Alok Menghrajani
Previously: security engineer at Square, co-author of HackLang, put the 's' in https at Facebook. Maker of CTFs.
This blog does not use any tracking cookies and does not serve any ads. Enjoy your anonymity; I have no idea who you are, where you came from, and where you are headed to. Let's dream of an Internet from times past.
Home | Contact me | Github | RSS feed | Consulting services | Tools & games
The internet is made of thousands of inter-connected routers (at the time of writing, there are 40180 routers on the internet). Each of these routers is assigned a number called ASN (Autonomous System Number). The routers use a protocol called BGP (Border Gateway Protocol). BGP helps routers agree on how to talk to each other and how to find each other. BGP also automatically finds new routes when one or more routers goes away or when new routers are added to the network. Every public internet IP address is connected to one of these routers. It is therefore possible to map an IP address to its router’s ASN.

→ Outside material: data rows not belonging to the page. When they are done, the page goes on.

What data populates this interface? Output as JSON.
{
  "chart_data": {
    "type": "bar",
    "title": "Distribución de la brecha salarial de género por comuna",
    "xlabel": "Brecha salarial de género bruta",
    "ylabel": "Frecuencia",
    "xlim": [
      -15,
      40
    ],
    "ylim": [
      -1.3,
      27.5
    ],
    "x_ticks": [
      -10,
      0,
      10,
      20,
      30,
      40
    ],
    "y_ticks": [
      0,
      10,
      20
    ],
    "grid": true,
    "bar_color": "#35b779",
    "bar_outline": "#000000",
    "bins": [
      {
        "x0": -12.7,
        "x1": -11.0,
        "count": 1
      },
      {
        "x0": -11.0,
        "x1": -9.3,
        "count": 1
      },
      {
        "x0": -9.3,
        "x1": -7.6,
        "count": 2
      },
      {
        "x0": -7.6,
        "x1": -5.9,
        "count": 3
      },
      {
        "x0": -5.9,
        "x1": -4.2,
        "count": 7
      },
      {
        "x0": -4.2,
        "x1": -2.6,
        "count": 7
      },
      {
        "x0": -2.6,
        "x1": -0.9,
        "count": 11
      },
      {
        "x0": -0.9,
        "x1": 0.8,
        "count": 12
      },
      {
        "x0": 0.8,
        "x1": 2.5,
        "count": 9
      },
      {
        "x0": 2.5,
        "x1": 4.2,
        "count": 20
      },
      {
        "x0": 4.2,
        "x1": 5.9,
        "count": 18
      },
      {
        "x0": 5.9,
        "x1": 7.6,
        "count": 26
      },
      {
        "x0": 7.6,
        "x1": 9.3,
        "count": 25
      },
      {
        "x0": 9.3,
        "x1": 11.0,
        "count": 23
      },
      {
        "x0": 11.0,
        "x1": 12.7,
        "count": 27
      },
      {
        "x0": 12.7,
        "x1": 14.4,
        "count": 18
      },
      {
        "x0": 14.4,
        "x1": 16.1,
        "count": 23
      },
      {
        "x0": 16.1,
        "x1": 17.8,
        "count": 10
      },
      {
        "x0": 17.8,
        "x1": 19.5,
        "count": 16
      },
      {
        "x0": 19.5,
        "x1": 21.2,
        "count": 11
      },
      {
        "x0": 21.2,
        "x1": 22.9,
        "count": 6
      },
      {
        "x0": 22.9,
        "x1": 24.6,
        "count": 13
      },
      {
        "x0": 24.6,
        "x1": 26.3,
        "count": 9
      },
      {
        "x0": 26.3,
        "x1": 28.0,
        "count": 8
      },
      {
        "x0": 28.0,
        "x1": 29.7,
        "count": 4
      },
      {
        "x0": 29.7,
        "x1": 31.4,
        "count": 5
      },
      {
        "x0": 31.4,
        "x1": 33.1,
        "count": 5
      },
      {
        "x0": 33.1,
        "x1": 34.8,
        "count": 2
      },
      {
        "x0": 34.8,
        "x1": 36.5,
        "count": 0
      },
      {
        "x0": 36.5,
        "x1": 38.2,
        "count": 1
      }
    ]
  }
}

You might wonder what’s the value in having the ASN? If you are running a website with a login or a spam filtering system, knowning the ASN of your users can be used as part of a global risk analysis. The ASN number is pretty stable (e.g. it should be the same for an entire university campus, or for all the users of an ISP, even when the IP addresses are assigned dynamically).
You can use the ASN (as well as other signals) to prompt for a secondary password at login-time or throw a captcha at content submission time.
This article is going to show you how to build this mapping. The mapping only needs to be updated once in a while, and the lookup takes less than 1ms.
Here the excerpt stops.